Amazon and Google grew in the quarter while also increasing revenue which is a feat rarely done in the same quarter as investments tend to supersede benefits. As far as Google is concerned, the company managed to edge out Salesforce once again to remain at the third spot in the cloud pantheon with its recent rapid growth.

Both Microsoft and Google’s growth come as business customers evolve their cloud service request from the rather ridged IaaS needs that allow Amazon to grow to monster proportions early on. Evans notes that business customers are expanding their needs beyond strict binary understandings of IaaS, PaaS, SaaS solutions.

In the early days, cloud vendors sold services and technologies. But today, customers are demanding solutions that meet their specific needs, and have lost all interest in conversations centered on the 4-letter acronyms some backward-thinking salespeople are still trying to peddle.

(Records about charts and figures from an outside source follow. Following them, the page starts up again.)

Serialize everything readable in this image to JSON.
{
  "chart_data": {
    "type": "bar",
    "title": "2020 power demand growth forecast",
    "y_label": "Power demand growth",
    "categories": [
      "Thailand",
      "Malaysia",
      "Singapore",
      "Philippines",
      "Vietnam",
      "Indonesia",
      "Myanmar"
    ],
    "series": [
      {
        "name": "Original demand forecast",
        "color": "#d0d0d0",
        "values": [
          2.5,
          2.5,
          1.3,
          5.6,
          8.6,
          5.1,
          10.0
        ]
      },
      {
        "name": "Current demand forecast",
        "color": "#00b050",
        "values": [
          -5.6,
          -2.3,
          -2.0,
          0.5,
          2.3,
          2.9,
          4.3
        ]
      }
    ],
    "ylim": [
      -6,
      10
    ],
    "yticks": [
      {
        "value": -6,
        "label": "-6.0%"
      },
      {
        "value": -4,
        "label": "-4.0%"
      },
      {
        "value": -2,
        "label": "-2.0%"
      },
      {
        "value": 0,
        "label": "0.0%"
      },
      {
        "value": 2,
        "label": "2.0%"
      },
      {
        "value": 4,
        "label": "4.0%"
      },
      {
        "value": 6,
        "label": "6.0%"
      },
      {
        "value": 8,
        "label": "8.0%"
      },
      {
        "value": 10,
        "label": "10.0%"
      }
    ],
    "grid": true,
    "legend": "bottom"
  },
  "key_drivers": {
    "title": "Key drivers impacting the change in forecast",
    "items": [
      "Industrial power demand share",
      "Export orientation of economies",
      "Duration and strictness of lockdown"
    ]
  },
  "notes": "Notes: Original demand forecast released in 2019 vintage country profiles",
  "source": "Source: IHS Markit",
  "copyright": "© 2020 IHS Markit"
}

Along those same lines, I was always baffled how some analysts and plenty of media people would try to frame what the cloud is or isn’t by relying on some old fuddy-duddy definitions put out in 2011 by the National Institute of Standards and Technology. I have no quarrel with the NIST—fine outfit—but its relevance in shaping how modern businesses select, deploy and advance modern cloud solutions is nonexistent. Yet many “influencers” clung to it, and that type of close-minded and dogmatic thinking is precisely why you’ll still see plenty of people today say, “Amazon is the runaway leader in the cloud, because a lot of the stuff that Microsoft calls “cloud” isn’t really cloud.”

Microsoft CEO Satya Nadella and CFO Amy Hood have addressed the evolving market with remarks that echo a changing reality of customer-driven cloud solutions.

And even the terms and categorization today that I find that define biz apps, I think, we’ll see are quite large and will be addressed not just with our Dynamics product portfolio, but partially with our LinkedIn portfolio, with our Power Platform portfolio, with Microsoft 365 as well as Azure.

Thinking about it holistically is why it’s so important for us and why we keep coming back to the commercial cloud as our frame. It’s how customers see the solution.

As unfortunate as the pandemic has been on a global scale, its presence has helped accelerate what many analysts believe to be a niche market of transition that Microsoft was uniquely position to capitalize on, hybrid cloud solutions. Microsoft maintains arguably one of the best integrated stacks for on-premise cloud solutions while steadily building out its server capacity to scale.

With the working dynamic irrevocably shifted to foster more work-from-home scenarios, Microsoft’s ability to leverage Microsoft 365, Dynamics 365, Power Tools, LinkedIn and Azure to uniquely satiate evolving business needs gives the company a unique advantage.

Microsoft is poised to outperform its competitors for bit longer, but it may soon lose the ability to add “combined” in its internal marketing memos.